Ils ont eu raison, Christophe est un actif, un passionné… il s’investit aujourd’hui sur un projet plus large que l’élevage, faire plus de cultures, défendre la filière : « Notre but c’est d’arriver à être plus autonome en nourriture, ça serait bien d’avoir une rotation céréales à paille-luzerne-maïs. Je gagnerai mieux ma vie, l’autonomie c’est important, car l’aliment représente une grosse charge, on l’a bien vu , suite à la sécheresse… en plus on est tributaire des fluctuations du marché. Mais l’autonomie, ça demande plus de travail et plus d’investissements.

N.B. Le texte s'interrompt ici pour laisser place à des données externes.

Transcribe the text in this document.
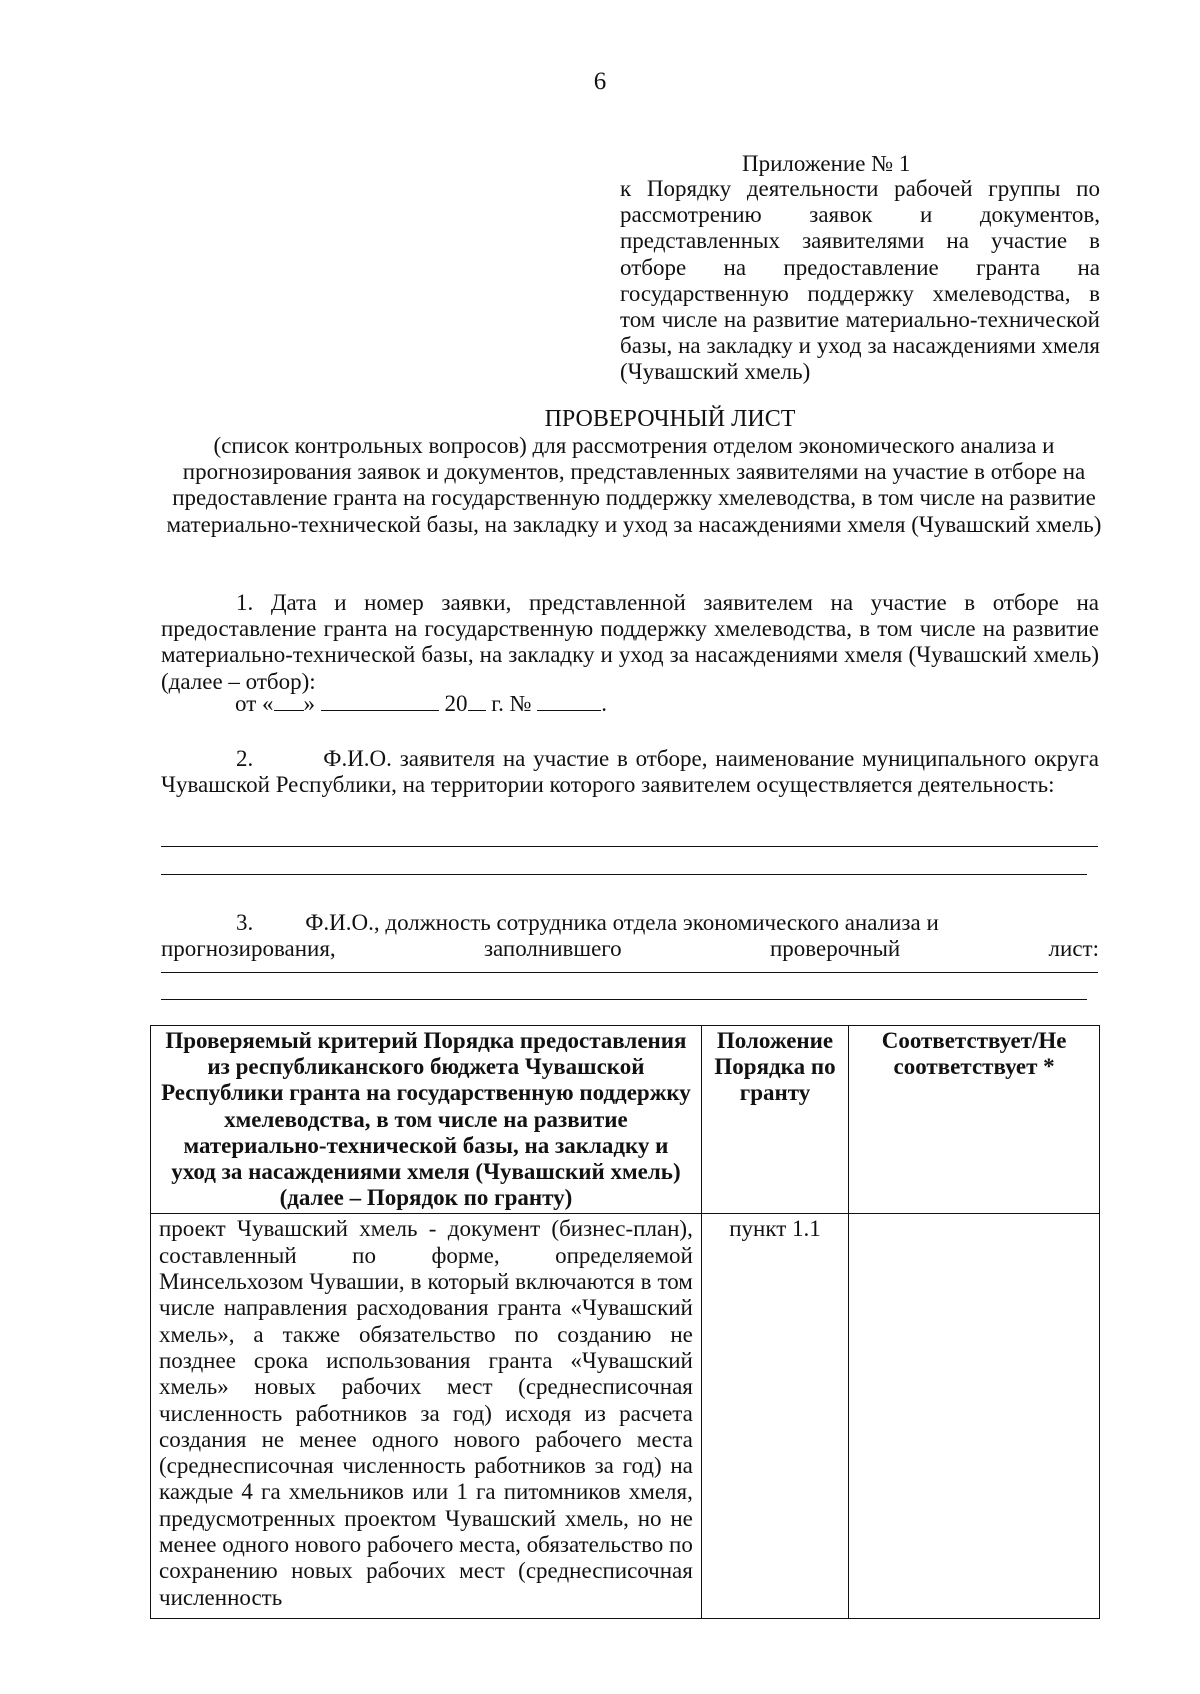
6
Приложение № 1
к Порядку деятельности рабочей группы по рассмотрению заявок и документов, представленных заявителями на участие в отборе на предоставление гранта на государственную поддержку хмелеводства, в том числе на развитие материально-технической базы, на закладку и уход за насаждениями хмеля (Чувашский хмель)
ПРОВЕРОЧНЫЙ ЛИСТ
(список контрольных вопросов) для рассмотрения отделом экономического анализа и прогнозирования заявок и документов, представленных заявителями на участие в отборе на предоставление гранта на государственную поддержку хмелеводства, в том числе на развитие материально-технической базы, на закладку и уход за насаждениями хмеля (Чувашский хмель)
1. Дата и номер заявки, представленной заявителем на участие в отборе на предоставление гранта на государственную поддержку хмелеводства, в том числе на развитие материально-технической базы, на закладку и уход за насаждениями хмеля (Чувашский хмель) (далее – отбор):
от « »	20 г. №	.
2.	Ф.И.О. заявителя на участие в отборе, наименование муниципального округа Чувашской Республики, на территории которого заявителем осуществляется деятельность:
3. Ф.И.О., должность сотрудника отдела экономического анализа и
прогнозирования,	заполнившего	проверочный	лист:
Проверяемый критерий Порядка предоставления из республиканского бюджета Чувашской Республики гранта на государственную поддержку хмелеводства, в том числе на развитие материально-технической базы, на закладку и уход за насаждениями хмеля (Чувашский хмель) (далее – Порядок по гранту)	Положение Порядка по гранту	Соответствует/Не соответствует *
проект Чувашский хмель - документ (бизнес-план), составленный по форме, определяемой Минсельхозом Чувашии, в который включаются в том числе направления расходования гранта «Чувашский хмель», а также обязательство по созданию не позднее срока использования гранта «Чувашский хмель» новых рабочих мест (среднесписочная численность работников за год) исходя из расчета создания не менее одного нового рабочего места (среднесписочная численность работников за год) на каждые 4 га хмельников или 1 га питомников хмеля, предусмотренных проектом Чувашский хмель, но не менее одного нового рабочего места, обязательство по сохранению новых рабочих мест (среднесписочная численность	пункт 1.1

« le plus dur quand tu t’installes c’est le financier ! »

Quant aux problèmes du marché du lait de chèvre, Christophe les analyse et les dénonce, il vient d’ailleurs de prendre des responsabilités au syndicat caprin 24 :

« On va manifester mercredi, de graves menaces pèsent sur les prix : en présence de stocks importants, nous sommes face à des pays européens qui bradent le lait, en particulier espagnol et hollandais, qui n’ont pas du tout les mêmes règles, pas les mêmes charges, des banques différentes… et la culture de vendre à tout prix! Des ateliers de plus en plus immenses et la règle du libre marché, d’où l’importance de défendre des fromages de niche avec une qualité, des fromages de terroir.. »

Quant aux difficultés financières, et aux difficultés administratives, s’ajoute l’injonction sanitaire la plus injustifiée et débile qu’il soit, il faut être de bonne trempe pour s’en sortir. Il est sûrement indispensable d’être entouré, et ils l’ont été, ils ont eu tout au long de leur parcours des gens, et aussi des institutions pour les aider et les soutenir ….

Entourés, courageux et motivés, ils ont réussi une installation solide et cohérente, au prix tout de même de beaucoup de travail et d’un certain nombre de sacrifices, et devraient trouver un bon équilibre professionnel, malgré les incertitudes de la conjoncture actuelle.

Mais pour un qui résiste, combien jettent l’éponge? Avant même parfois de parvenir à s’installer.

Je ressens une grande maturité et une grande force chez Anaïs, une grande passion et beaucoup d’énergie chez Christophe, je vois un couple solidaire dans la passion et la difficulté… Faut-il des gens si exceptionnels pour repeupler nos campagnes. L’agriculture ne serait elle plus faite pour des gens ordinaires ?

 Véronique Cluzaud


EARL, deux associés et un salarié à plein temps :

  • 250 chèvres, les chevreaux sont vendus à une semaine
  • 14 hectares en propriété, 46 hectares en location : 19 hectares de prés et luzernes. 41 hectares en cultures céréales
  • 90% du lait vendu à la Picandine pour la marque « Cabécou du Périgord »
  • 10% du lait est transformé : fromages vendus sur 3 marchés hebdomadaires et trois magasins de producteurs : « Paniers de saison » à la Lamonzie-St-Martin,  « Les croquants » au Coux-et-Bigaroque,  « Localement vôtre » au Buisson-de-Cadouin.
  • Vente directe à la ferme, de 17h à 19h.
  • Une partie du matériel est en CUMA, dans laquelle Christophe a des responsabilités.

Le Conseil Général de la Dordogne a participé à l’installation d’Anaïs et Christophe.